Il se peut que, bien après sa formation, la base d'une lithosphère cratonique soit réchauffée pour une raison ou une autre, par exemple par l'arrivée de la tête d'un point chaud (panache) d'origine très profonde et qui arrive là par hasard. Alors le carbonate de magnésium lithosphérique se déstabilise partiellement, libère du CO2, qui va réagir avec les silicates environnants. Comme H2O, le CO2 abaisse considérablement la température de fusion des silicates. La déstabilisation partielle du MgCO3 aura pour conséquence (1) la fusion partielle du manteau, (2) le passage du CO2 de la phase carbonatée au magma et (3) la création d'un magma très particulier, le magma kimberlitique, magma ayant une très forte pression de CO2 dissout.

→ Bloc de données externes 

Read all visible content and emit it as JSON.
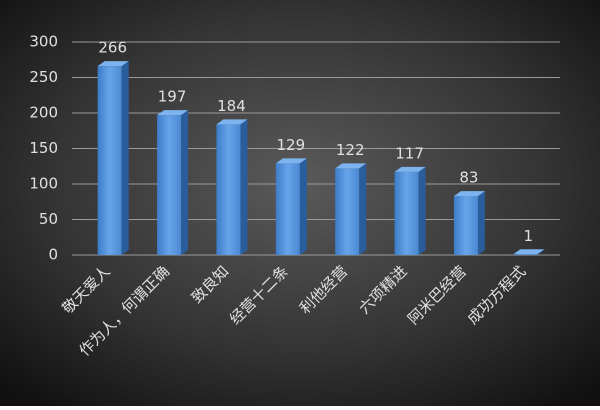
{
  "chart_data": {
    "type": "bar3d",
    "categories": [
      "敬天爱人",
      "作为人，何谓正确",
      "致良知",
      "经营十二条",
      "利他经营",
      "六项精进",
      "阿米巴经营",
      "成功方程式"
    ],
    "values": [
      266,
      197,
      184,
      129,
      122,
      117,
      83,
      1
    ],
    "color": "#4f8fd6",
    "ylim": [
      0,
      300
    ],
    "yticks": [
      0,
      50,
      100,
      150,
      200,
      250,
      300
    ],
    "grid": true
  }
}
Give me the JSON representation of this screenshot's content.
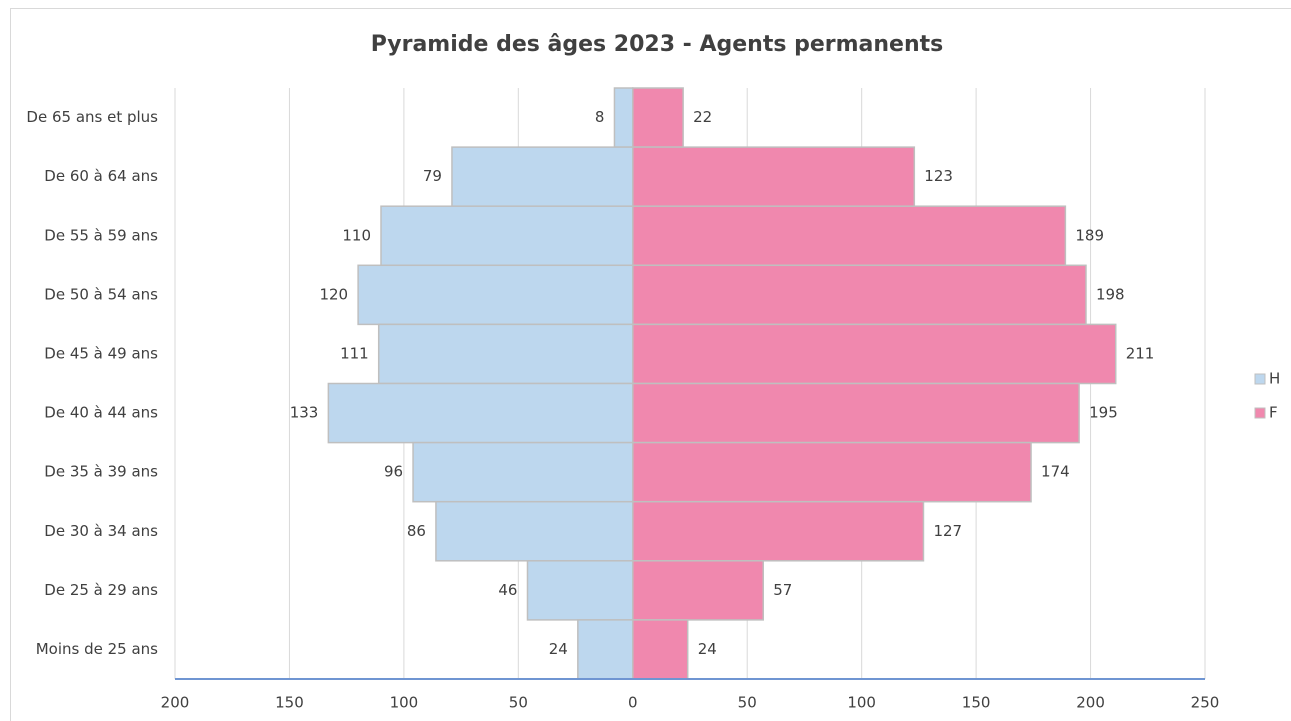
{
  "chart_data": {
    "type": "pyramid",
    "title": "Pyramide des âges 2023 - Agents permanents",
    "categories": [
      "De 65 ans et plus",
      "De 60 à 64 ans",
      "De 55 à 59 ans",
      "De 50 à 54 ans",
      "De 45 à 49 ans",
      "De 40 à 44 ans",
      "De 35 à 39 ans",
      "De 30 à 34 ans",
      "De 25 à 29 ans",
      "Moins de 25 ans"
    ],
    "series": [
      {
        "name": "H",
        "color": "#bdd7ee",
        "values": [
          -8,
          -79,
          -110,
          -120,
          -111,
          -133,
          -96,
          -86,
          -46,
          -24
        ],
        "value_labels": [
          "8",
          "79",
          "110",
          "120",
          "111",
          "133",
          "96",
          "86",
          "46",
          "24"
        ]
      },
      {
        "name": "F",
        "color": "#f088ae",
        "values": [
          22,
          123,
          189,
          198,
          211,
          195,
          174,
          127,
          57,
          24
        ]
      }
    ],
    "xlim": [
      -200,
      250
    ],
    "xticks": [
      {
        "value": -200,
        "label": "200"
      },
      {
        "value": -150,
        "label": "150"
      },
      {
        "value": -100,
        "label": "100"
      },
      {
        "value": -50,
        "label": "50"
      },
      0,
      50,
      100,
      150,
      200,
      250
    ],
    "grid": true,
    "legend": "right"
  }
}
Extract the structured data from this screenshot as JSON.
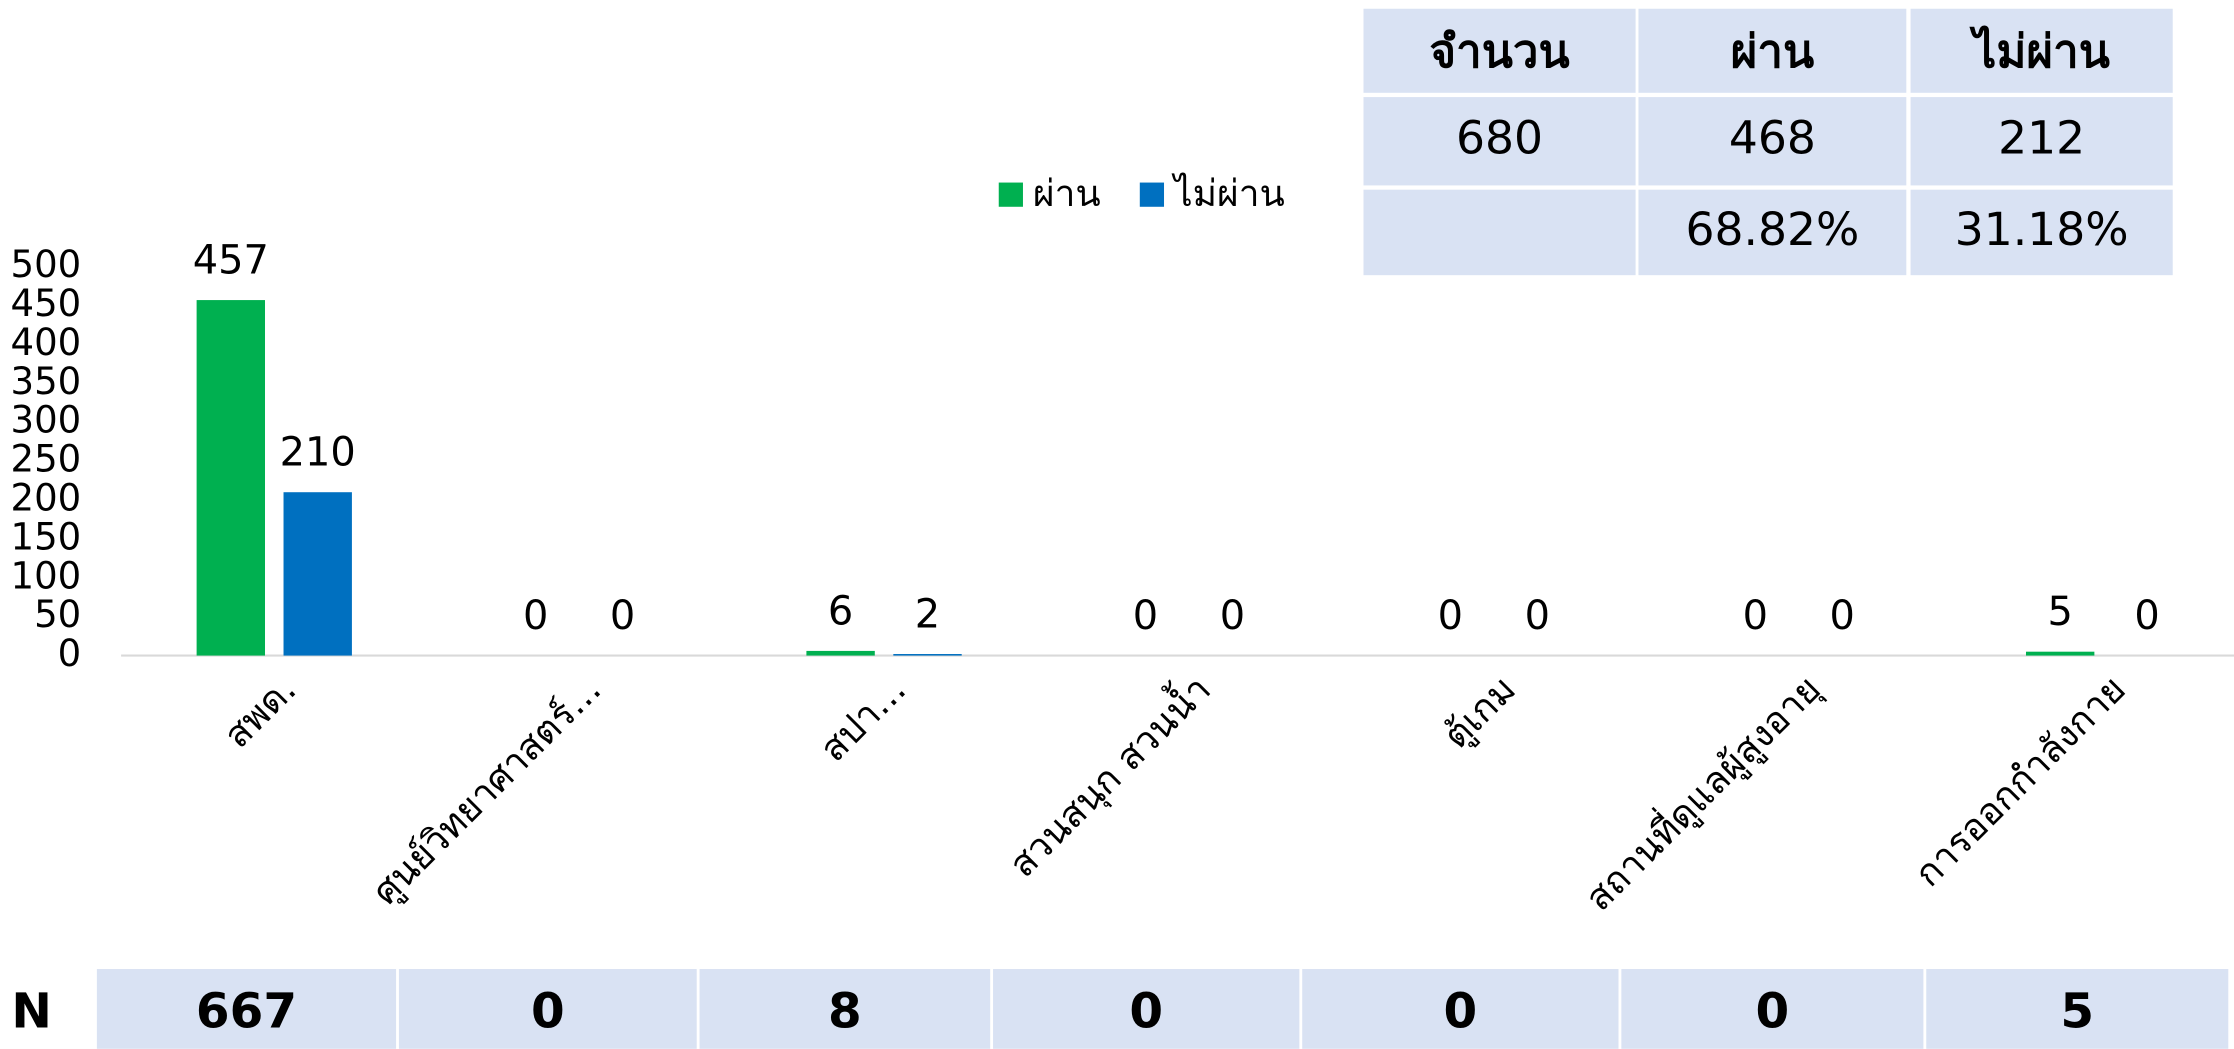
{
  "chart_data": {
    "type": "bar",
    "categories": [
      "สพด.",
      "ศูนย์วิทยาศาสตร์...",
      "สปา...",
      "สวนสนุก สวนน้ำ",
      "ตู้เกม",
      "สถานที่ดูแลผู้สูงอายุ",
      "การออกกำลังกาย"
    ],
    "series": [
      {
        "name": "ผ่าน",
        "color": "#00b050",
        "values": [
          457,
          0,
          6,
          0,
          0,
          0,
          5
        ]
      },
      {
        "name": "ไม่ผ่าน",
        "color": "#0070c0",
        "values": [
          210,
          0,
          2,
          0,
          0,
          0,
          0
        ]
      }
    ],
    "ylim": [
      0,
      500
    ],
    "yticks": [
      0,
      50,
      100,
      150,
      200,
      250,
      300,
      350,
      400,
      450,
      500
    ],
    "grid": false,
    "legend": "top"
  },
  "summary_table": {
    "header": [
      "จำนวน",
      "ผ่าน",
      "ไม่ผ่าน"
    ],
    "rows": [
      [
        "680",
        "468",
        "212"
      ],
      [
        "68.82%",
        "31.18%"
      ]
    ]
  },
  "n_row": {
    "label": "N",
    "values": [
      "667",
      "0",
      "8",
      "0",
      "0",
      "0",
      "5"
    ]
  }
}
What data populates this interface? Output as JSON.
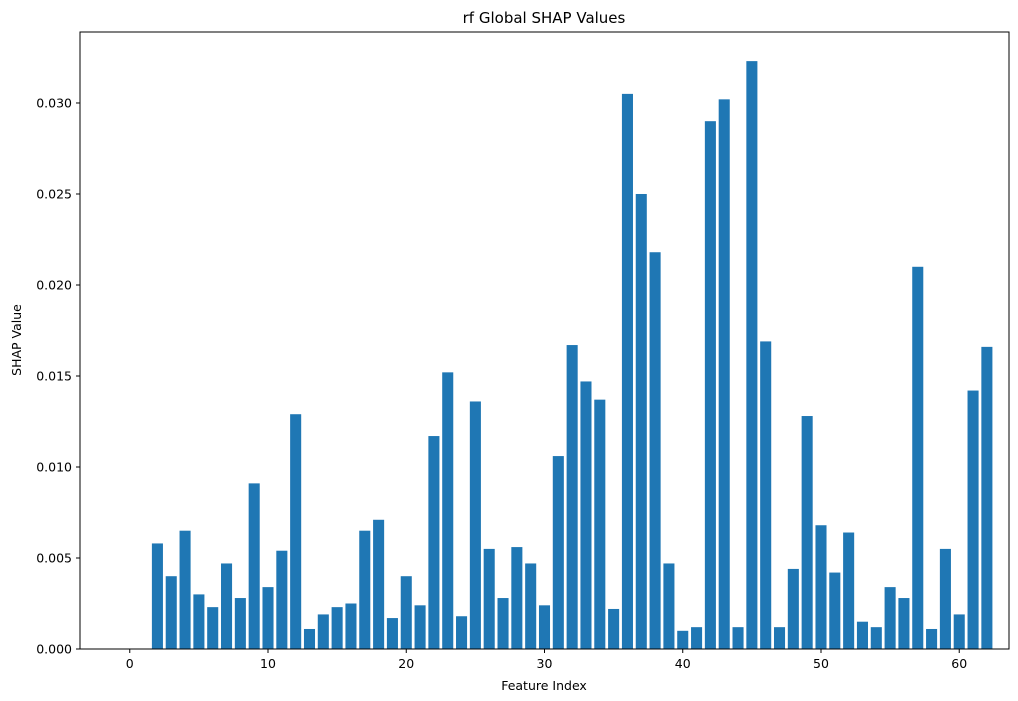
{
  "chart_data": {
    "type": "bar",
    "title": "rf Global SHAP Values",
    "xlabel": "Feature Index",
    "ylabel": "SHAP Value",
    "xlim": [
      -3.6,
      63.6
    ],
    "ylim": [
      0,
      0.0339
    ],
    "xticks": [
      0,
      10,
      20,
      30,
      40,
      50,
      60
    ],
    "yticks": [
      "0.000",
      "0.005",
      "0.010",
      "0.015",
      "0.020",
      "0.025",
      "0.030"
    ],
    "grid": false,
    "color": "#1f77b4",
    "x": [
      0,
      1,
      2,
      3,
      4,
      5,
      6,
      7,
      8,
      9,
      10,
      11,
      12,
      13,
      14,
      15,
      16,
      17,
      18,
      19,
      20,
      21,
      22,
      23,
      24,
      25,
      26,
      27,
      28,
      29,
      30,
      31,
      32,
      33,
      34,
      35,
      36,
      37,
      38,
      39,
      40,
      41,
      42,
      43,
      44,
      45,
      46,
      47,
      48,
      49,
      50,
      51,
      52,
      53,
      54,
      55,
      56,
      57,
      58,
      59,
      60,
      61,
      62
    ],
    "values": [
      0,
      0,
      0.0058,
      0.004,
      0.0065,
      0.003,
      0.0023,
      0.0047,
      0.0028,
      0.0091,
      0.0034,
      0.0054,
      0.0129,
      0.0011,
      0.0019,
      0.0023,
      0.0025,
      0.0065,
      0.0071,
      0.0017,
      0.004,
      0.0024,
      0.0117,
      0.0152,
      0.0018,
      0.0136,
      0.0055,
      0.0028,
      0.0056,
      0.0047,
      0.0024,
      0.0106,
      0.0167,
      0.0147,
      0.0137,
      0.0022,
      0.0305,
      0.025,
      0.0218,
      0.0047,
      0.001,
      0.0012,
      0.029,
      0.0302,
      0.0012,
      0.0323,
      0.0169,
      0.0012,
      0.0044,
      0.0128,
      0.0068,
      0.0042,
      0.0064,
      0.0015,
      0.0012,
      0.0034,
      0.0028,
      0.021,
      0.0011,
      0.0055,
      0.0019,
      0.0142,
      0.0166
    ]
  }
}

Ce magma, du fait entre autres de cette très forte pression, va rapidement migrer vers la surface, arrachant de nombreux xénolithes (et xénocristaux isolés) tout le long de son cheminement, en particulier entre –250 et –150 km, et les amenant à la surface suffisamment rapidement pour que les diamants n'aient pas le temps de se transformer en graphite.

Les rares diamants d'origine plus profonde auraient pour origine la tête du panache, plus ou moins mélangée à la base de la lithosphère cratonique.

La très grande rareté des diamants a donc une triple origine :

  • la rareté intrinsèque des diamants dans le manteau ;
  • la rareté des racines lithosphériques cratoniques archéennes (qui ne représentent qu'une faible fraction de la surface des continents) ;
  • la rareté des points chauds sous-cratoniques.